The company also announced a recent partnership with the biopharma company Vaccibody to develop a COVID-19 vaccine designed to elicit a strong T cell response. Most vaccines are designed to boost antibodies, but a T-cell focused vaccine has the potential to build longer-lasting immunity.

In its approximately 30,000 square foot San Francisco location, the company focuses on cell therapy projects for cancer. It has an ongoing collaboration with Roche’s Genentech to develop T-cell based cellular therapies tailored to each individual’s tumor.

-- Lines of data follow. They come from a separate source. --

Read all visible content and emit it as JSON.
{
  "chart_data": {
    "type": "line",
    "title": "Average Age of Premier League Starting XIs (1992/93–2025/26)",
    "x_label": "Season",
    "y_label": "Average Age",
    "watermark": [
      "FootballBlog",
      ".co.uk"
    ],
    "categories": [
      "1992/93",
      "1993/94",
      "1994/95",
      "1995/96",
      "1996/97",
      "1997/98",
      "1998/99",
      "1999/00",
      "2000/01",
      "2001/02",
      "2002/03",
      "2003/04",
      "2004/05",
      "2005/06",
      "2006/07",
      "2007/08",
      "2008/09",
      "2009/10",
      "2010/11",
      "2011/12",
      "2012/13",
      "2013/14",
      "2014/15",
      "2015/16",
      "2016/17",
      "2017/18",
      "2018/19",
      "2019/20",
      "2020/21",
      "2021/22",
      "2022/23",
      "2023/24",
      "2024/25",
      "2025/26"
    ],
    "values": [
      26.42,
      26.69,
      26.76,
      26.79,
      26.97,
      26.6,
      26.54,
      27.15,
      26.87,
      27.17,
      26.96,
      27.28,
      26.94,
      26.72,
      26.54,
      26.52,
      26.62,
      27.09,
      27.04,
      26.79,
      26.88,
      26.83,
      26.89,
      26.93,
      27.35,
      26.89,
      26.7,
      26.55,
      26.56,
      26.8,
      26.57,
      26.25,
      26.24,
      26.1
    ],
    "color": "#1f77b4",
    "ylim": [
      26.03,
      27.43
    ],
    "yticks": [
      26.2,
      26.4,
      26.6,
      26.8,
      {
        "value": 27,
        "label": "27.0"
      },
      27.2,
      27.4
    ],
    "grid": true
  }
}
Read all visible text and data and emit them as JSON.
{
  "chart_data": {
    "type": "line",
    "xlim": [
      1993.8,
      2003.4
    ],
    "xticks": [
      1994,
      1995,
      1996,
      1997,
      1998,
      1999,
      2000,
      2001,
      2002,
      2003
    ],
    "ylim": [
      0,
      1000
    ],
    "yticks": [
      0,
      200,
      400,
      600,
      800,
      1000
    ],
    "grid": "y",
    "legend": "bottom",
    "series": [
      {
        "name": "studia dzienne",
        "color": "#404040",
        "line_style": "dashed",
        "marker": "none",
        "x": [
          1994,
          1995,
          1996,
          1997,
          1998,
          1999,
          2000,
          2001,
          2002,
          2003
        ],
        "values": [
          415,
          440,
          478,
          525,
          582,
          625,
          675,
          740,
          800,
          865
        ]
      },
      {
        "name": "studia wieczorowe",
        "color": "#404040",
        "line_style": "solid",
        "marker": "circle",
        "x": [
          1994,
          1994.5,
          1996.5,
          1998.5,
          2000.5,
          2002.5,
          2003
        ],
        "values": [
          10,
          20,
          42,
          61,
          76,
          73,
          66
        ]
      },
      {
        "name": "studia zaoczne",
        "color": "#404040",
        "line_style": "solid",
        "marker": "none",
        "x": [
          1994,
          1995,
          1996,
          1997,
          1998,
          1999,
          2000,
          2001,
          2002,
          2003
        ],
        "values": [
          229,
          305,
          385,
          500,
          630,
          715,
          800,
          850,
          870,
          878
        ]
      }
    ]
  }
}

Next year the companies expect to file an investigational new drug application with the U.S. Food and Drug Administration, a key step before initiating a clinical trial.

About 20,000 square feet of the new building is devoted to lab space, which includes an area to research new automation processes, a lab to optimize the chemistry behind the company’s tests, and other research and development space.

Windows are everywhere at the new HQ. This one overlooks the construction site for another research building.

The building also is full of light and window space. It includes a large garage-like door that opens onto a patio overlooking Lake Union, and a 5,500 square foot rooftop deck. Open office space is interspersed with nooks and offices, mini-lounges and collaborative areas. “There’s a lot of cool touch-down spaces,” noted Chad.

About half the workforce is still largely working from home during the Delta COVID-19 surge, after initially returning. “As our business expanded during COVID, it was strange where half the space was quite empty, and then the lab was bursting at the seams,” said Chad.

Chad anticipates that the new space should help lure everyone working from home back as the pandemic eases. He added: “We are taking the carrot approach.”